Identification of candidate single nucleotide polymorphisms
To identify candidate SNPs that could be used for mapping herbicide resistance and other traits in the future, we called variants between the resistant and susceptible genotypes relative to the v4 transcriptome. We identified 189 high-quality candidate SNPs (Fig. 8, Additional file 7). Accounting for multiple SNPs located on the same transcript we identified 137 transcripts that contained at least one SNP. To determine if SNP-containing transcripts were associated with specific functions, we queried the biological process GO terms associated with these transcripts. Identified GO terms included: ‘nuclear-transcribed mRNA catabolic process’ (GO:0000956), ‘DNA-templated regulation of transcription’ (GO:0006355), ‘protein glycosylation’ (GO:0006486), ‘response to xenobiotic stimulus’ (GO:0009410), ‘DNA-templated positive regulation of transcription’ (GO:0045893), ‘response to ethylene’ (GO:0009723), ‘response to abscisic acid’ (GO:0009737), ‘response to gibberellin’ (GO:0009739), ‘response to salicylic acid’ (GO:0009751), ‘response to jasmonic acid’ (GO:0009753), and ‘response to cadmium ion’ (GO:0046686). Collectively, these data suggest that SNP-containing transcripts can be associated with defense and stress responses.
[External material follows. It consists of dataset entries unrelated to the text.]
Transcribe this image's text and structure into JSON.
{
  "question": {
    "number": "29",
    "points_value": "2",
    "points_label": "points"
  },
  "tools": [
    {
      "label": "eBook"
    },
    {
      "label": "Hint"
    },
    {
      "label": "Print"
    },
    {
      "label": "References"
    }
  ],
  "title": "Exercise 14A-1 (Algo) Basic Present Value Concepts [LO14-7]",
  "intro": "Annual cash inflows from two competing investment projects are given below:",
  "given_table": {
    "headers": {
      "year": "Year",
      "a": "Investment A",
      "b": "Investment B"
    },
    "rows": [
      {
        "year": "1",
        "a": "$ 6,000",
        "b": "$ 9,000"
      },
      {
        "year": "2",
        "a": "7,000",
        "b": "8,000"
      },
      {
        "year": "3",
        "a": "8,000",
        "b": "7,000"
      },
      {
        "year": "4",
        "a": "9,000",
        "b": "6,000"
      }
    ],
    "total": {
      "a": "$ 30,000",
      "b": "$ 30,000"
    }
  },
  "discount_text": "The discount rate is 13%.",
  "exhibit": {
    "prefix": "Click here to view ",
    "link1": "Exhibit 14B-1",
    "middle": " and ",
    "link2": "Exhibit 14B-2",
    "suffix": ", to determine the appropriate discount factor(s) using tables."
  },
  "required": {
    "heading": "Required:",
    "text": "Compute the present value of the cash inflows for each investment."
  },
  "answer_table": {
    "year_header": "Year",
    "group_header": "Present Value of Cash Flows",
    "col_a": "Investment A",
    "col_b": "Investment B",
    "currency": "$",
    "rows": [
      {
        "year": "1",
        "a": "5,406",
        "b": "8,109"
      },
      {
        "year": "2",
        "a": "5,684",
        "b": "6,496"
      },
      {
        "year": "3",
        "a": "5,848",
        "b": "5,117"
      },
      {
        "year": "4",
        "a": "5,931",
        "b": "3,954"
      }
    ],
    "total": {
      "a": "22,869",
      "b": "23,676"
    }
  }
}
To predict the location of SNP-containing transcripts we used reciprocal BLASTN (E < 10− 20, [27]) against transcripts from grain amaranth (Phytozome v12.1, Amaranthus hypochondriacus v2.1, [33]) to identify orthologous genes. SNPs for which a putative ortholog could not be confirmed were removed from the mapping analysis. We found candidate SNPs distributed across the grain amaranth genome (Fig. 8, Additional file 7). A high concentration of SNPs (64 of the 118 mapped) was located on chromosome 15. These SNPs correspond to 43 unique transcripts. Several of these transcript annotations were associated with defense responses. The SNP concentration and transcript annotations suggest this chromosome could be important for determining herbicide responses in resistant and susceptible populations.